Well, to back up, the game is this: you pick any two real numbers and write them down on two cards, one number per card. I get to flip a card and then decide whether or not it is larger or smaller than the other card, sight unseen. The claim is that I can do this with better than 50% success if I pick a third number at random and:

• if it is larger than the number I flipped, I guess the unknown number is larger
• if it is smaller than the number I flipped, I guess the unknown number is smaller

At the end of the video he supposes that if this was run with real people they would mostly pick numbers within some easily accessible range, he says between 10 and 50, but I'll extend it to 0 and 50 because. Now we can be clever and pick the distribution of the third number to maximize the odds of us picking a number between the two numbers, thus guaranteeing our victory.

I set this up as a simple iterator in python, using numpy as it has a convenient set of random number generators.

My person picks two real numbers, A and B, then a third number k is chosen from a normal distribution. If we win we get 1 point, if we lose we lose 1 point (or win -1 points). For comparison I also see what would happen if I flipped a coin and determined the game that way.

import numpy as np

def guessing_game(trials=100, l=0, h=50):
mean = 0.5*(l+h)
stdev = np.sqrt((1.0/12))*(h-l)
i = 0
while i<trials:
A,B = np.random.uniform(low=l,high=h, size=2)
coin_flip = np.random.randint(1)
k = np.random.normal(mean,stdev)

#flip a coin
if (coin_flip<1 and A<B) or (coin_flip>0 and A>=B):
coin = 1
else:
coin = -1

# we use our third random number as a strategy
if (A<k and A<B) or (A>=k and A>=B):
strategy = 1
else:
strategy = -1

yield (coin,strategy)
i +=1


I can run a game of 100 trials and see what happens. By plotting the cumulative score it is more obvious if our strategy pays off, even a slight advantage to one side or the other will accumulate over time and see the line race off in one direction.

Clearly there is an advantage to our strategy, it accumulates points in the long run whereas the naive coin flips strategy fluctuates around zero.

Because computers are magic math machines, I can run this 100 trial game 1000 times and see what the distribution of final scores looks like.

That the histograms resemble bell curves is not surprising. However that these bell curves peak at different final scores tells us there is a difference between our two strategies, and my result from above wasn't just a fluke.

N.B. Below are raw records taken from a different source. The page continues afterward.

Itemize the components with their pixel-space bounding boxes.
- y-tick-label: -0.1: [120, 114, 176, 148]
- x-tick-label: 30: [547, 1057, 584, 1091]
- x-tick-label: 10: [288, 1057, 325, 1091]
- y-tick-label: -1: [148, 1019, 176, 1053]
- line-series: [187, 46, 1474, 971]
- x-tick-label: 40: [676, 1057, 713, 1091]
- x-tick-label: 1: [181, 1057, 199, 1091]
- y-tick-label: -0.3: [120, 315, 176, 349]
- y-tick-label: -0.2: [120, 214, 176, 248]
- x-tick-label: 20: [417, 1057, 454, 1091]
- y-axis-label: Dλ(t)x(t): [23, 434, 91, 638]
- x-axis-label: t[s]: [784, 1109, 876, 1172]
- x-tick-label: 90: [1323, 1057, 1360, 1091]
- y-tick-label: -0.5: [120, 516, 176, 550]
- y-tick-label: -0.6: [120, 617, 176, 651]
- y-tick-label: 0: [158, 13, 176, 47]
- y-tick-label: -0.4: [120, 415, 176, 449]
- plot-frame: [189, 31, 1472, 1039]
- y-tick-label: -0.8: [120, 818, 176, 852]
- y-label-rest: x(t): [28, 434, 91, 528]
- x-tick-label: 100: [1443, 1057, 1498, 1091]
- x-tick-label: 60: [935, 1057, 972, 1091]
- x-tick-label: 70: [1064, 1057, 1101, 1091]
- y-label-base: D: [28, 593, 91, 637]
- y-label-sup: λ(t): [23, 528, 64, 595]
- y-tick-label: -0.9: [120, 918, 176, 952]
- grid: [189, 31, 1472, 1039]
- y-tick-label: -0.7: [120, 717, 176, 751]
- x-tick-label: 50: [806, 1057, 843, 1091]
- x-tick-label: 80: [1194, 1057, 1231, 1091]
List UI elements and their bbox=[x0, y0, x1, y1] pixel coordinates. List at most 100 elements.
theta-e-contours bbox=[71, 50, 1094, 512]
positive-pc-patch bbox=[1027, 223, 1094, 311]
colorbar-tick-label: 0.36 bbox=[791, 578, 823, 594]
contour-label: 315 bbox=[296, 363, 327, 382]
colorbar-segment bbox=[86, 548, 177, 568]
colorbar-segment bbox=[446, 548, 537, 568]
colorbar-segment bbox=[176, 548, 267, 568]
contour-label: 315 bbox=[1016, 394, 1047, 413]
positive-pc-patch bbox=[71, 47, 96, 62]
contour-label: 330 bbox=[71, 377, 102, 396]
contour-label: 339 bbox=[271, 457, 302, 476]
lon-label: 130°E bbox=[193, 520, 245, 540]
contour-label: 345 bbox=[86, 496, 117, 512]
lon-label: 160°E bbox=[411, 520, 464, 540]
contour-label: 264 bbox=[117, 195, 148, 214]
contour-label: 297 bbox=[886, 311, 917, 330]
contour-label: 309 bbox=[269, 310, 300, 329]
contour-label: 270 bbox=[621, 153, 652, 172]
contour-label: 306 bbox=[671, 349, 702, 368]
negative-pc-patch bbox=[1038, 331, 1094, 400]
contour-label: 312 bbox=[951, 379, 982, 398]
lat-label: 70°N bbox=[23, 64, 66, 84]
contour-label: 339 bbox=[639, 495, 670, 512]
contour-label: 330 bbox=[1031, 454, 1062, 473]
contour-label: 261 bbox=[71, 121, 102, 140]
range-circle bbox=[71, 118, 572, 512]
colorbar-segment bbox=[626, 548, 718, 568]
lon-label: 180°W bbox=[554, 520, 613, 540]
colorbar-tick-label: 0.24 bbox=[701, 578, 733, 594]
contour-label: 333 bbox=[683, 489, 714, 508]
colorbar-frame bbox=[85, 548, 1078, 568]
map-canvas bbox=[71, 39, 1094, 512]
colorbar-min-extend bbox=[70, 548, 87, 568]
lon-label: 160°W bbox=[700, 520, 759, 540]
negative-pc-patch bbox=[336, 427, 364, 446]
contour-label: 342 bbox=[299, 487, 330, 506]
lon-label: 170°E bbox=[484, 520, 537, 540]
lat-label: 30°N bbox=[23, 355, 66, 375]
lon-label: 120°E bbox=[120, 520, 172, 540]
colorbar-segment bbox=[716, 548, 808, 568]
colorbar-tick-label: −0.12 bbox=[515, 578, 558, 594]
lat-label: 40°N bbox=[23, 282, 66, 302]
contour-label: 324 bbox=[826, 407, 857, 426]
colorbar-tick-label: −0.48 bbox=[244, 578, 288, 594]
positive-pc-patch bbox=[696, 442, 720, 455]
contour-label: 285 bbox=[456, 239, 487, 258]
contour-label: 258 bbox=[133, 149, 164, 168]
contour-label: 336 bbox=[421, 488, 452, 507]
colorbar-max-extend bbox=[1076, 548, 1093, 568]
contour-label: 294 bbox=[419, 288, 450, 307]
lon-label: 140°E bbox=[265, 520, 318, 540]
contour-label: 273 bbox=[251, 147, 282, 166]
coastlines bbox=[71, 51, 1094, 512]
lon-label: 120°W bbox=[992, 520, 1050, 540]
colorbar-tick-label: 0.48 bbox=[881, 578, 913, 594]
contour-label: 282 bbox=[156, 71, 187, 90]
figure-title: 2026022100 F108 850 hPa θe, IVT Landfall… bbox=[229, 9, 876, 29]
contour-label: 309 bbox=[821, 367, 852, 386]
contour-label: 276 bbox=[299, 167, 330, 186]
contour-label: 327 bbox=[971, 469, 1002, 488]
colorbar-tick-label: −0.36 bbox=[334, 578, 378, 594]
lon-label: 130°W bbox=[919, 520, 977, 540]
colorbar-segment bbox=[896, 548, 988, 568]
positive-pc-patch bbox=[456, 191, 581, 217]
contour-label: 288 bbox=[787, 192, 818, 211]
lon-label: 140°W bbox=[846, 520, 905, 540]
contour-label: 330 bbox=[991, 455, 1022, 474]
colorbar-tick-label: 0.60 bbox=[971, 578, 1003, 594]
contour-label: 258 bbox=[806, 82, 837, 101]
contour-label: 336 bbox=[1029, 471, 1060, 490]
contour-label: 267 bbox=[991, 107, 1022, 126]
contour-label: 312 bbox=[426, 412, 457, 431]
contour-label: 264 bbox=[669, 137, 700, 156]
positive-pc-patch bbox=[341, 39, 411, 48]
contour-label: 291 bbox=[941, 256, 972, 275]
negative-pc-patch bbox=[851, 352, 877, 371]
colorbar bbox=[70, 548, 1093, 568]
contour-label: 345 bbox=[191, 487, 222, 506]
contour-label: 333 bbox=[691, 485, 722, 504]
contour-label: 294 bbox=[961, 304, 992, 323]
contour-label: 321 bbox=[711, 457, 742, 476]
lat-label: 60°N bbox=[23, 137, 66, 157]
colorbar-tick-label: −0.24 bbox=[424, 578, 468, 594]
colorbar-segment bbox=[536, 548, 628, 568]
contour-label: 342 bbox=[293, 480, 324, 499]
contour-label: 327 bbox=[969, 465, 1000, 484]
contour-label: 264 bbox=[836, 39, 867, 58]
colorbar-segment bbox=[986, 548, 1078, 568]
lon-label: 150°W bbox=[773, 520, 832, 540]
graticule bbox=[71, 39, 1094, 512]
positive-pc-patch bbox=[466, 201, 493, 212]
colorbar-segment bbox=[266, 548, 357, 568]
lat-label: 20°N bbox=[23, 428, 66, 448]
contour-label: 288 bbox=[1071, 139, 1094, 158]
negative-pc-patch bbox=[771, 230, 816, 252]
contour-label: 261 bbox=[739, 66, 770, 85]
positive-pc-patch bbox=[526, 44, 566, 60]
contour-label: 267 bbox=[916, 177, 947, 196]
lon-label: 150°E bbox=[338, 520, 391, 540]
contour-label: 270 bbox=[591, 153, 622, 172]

Coin flipping appears to be centered around a score of zero, so in the long run flipping coins doesn't really pay off. On the other hand the guessing game strategy is centered around a score of 40, so in the long run this is a good idea.

Which is to say that if we know or suspect what range of values our opponent will chose from, we can tailor our random number selection and do much better than chance at guessing whether A is greater or lesser than B.